The whole Indian approach was negative. They were trying to sneak into a party, which was open to all. Kumble bowling around the wicket is a negative tactic. He and Harbhajan were given extended spells and the pace men seem to have been forgotten in the backdrop. There was no use of Sehwag, Yuvraj and Tendulkar as bowlers. These three have bowled a match-winning spell at some point in their careers in One Days or tests. The experiment with them could be carried out. It might just have paid off. This is just an after thought. I always think that Tendulkar should be given the ball if it takes more time for our bowlers to strike a wicket.
One should not expect a quality side drawing or losing the test match after taking over a hundred runs lead. The meek Indian response, which followed only, helped the English further in their endeavour.

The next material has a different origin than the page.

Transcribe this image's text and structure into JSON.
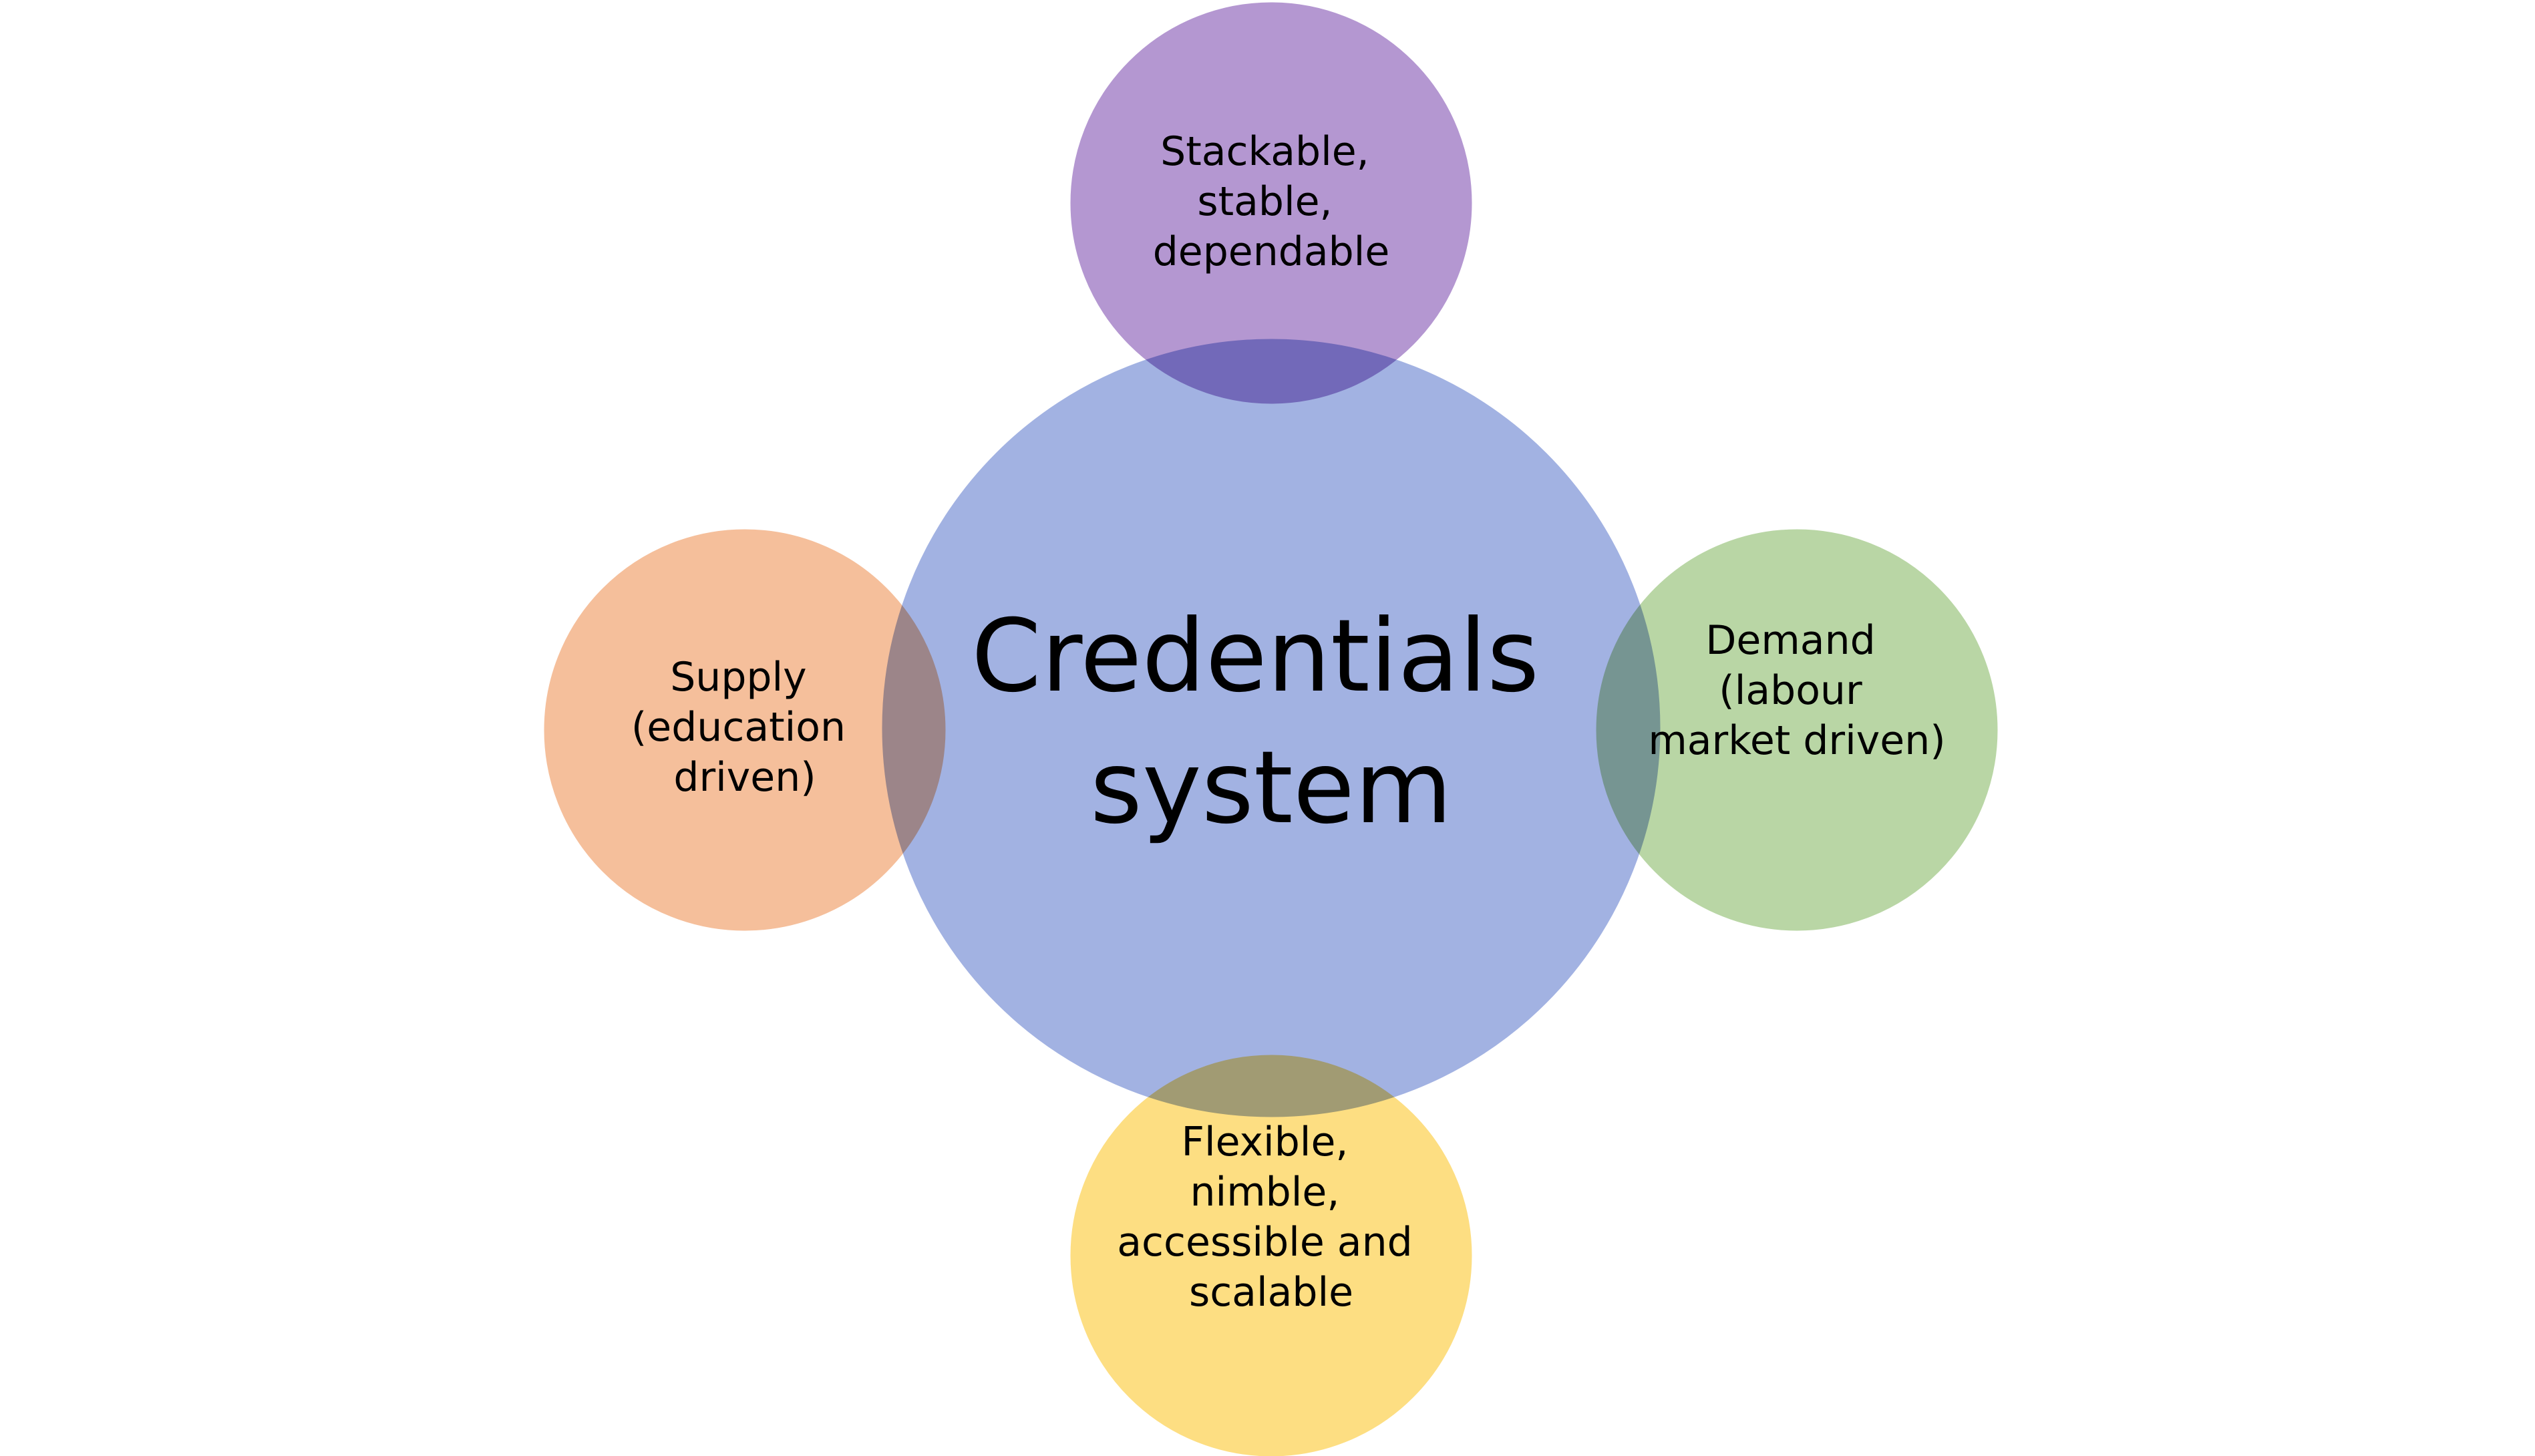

Flintoff deserves the praise.
Flintoff a man who can hit the bat at speed in excess of 90 miles and he can hit the ball with his bat a long way (wait for One Days). I think the determination shows on his face. He led a depleted team to a miraculous series draw. He deservingly won the man of the match as well as Man of the series. He led the English team with bat as well as ball. He looked threatening with both and managed to blossom in adverse conditions.
Applause for the English.
The famed Indian batting was flamed by a very hot English attack. This fast paced attack is very well balance. One sees everything that one wishes to see. There is pace from Flintoff, bounce of Harmisson, swing of Hoggard and Jones. It is a complete attack. The additional advantage is it has pace. They seem to hit the deck and do things, which often surprise batsmen wanting. The English pace attack saw them through with Flintoff leading the front.

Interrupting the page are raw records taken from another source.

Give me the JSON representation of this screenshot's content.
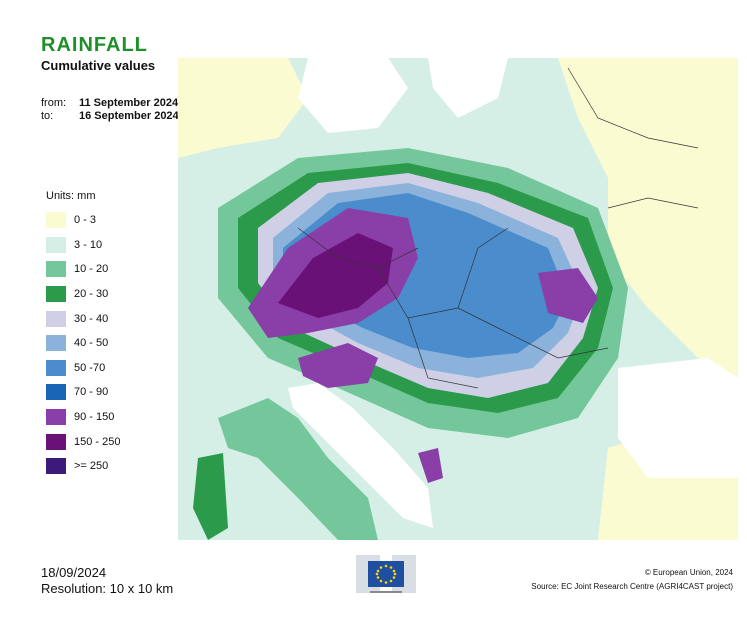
{
  "header": {
    "title": "RAINFALL",
    "subtitle": "Cumulative values",
    "from_label": "from:",
    "from_date": "11 September 2024",
    "to_label": "to:",
    "to_date": "16 September 2024"
  },
  "legend": {
    "units": "Units: mm",
    "items": [
      {
        "label": "0 - 3",
        "color": "#fbfbd2"
      },
      {
        "label": "3 - 10",
        "color": "#d6efe6"
      },
      {
        "label": "10 - 20",
        "color": "#74c79a"
      },
      {
        "label": "20 - 30",
        "color": "#2c9a4b"
      },
      {
        "label": "30 - 40",
        "color": "#cfd0e6"
      },
      {
        "label": "40 - 50",
        "color": "#8bb2db"
      },
      {
        "label": "50 -70",
        "color": "#4a8ccc"
      },
      {
        "label": "70 - 90",
        "color": "#1a64b5"
      },
      {
        "label": "90 - 150",
        "color": "#8a3ea8"
      },
      {
        "label": "150 - 250",
        "color": "#6a1177"
      },
      {
        "label": ">= 250",
        "color": "#3d1a7a"
      }
    ]
  },
  "map": {
    "sea_color": "#ffffff",
    "border_color": "#333333"
  },
  "footer": {
    "date": "18/09/2024",
    "resolution": "Resolution: 10 x 10 km",
    "copyright": "© European Union, 2024",
    "source": "Source: EC Joint Research Centre (AGRI4CAST project)",
    "logo_icon": "eu-flag-icon"
  }
}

A few lessons that are to be learnt.
The paces must learn to use the conditions to their advantage. They have to show more of discipline and a less of flamboyance. We have to stick with people who bowl fast. Yuvraj is a very good One-Day player. He should not seek the ghost of test performances chase his One-Day career. Kaif or Laxman will give us better stability in test there is no doubt in this fact. The English’s seam attack’s discipline and performance should be aimed to be emulated often.
A few search results.
There were a few finds on both the camps.
Ian Bell: He cannot play spinners. He can trigger an English collapse.
Alistair Cook: He has limited strokes and unlimited patience’s stick with him.
Madhusuden Singh Panesar (Monty): A fine prospect.
Sree Santh: He bowled well and with some consistency in pace. He should gear up well.
Munaf Patel: He rocked the scene, after selectors did not select him for first test.
Anil Kumble: An unacknowledged match winner.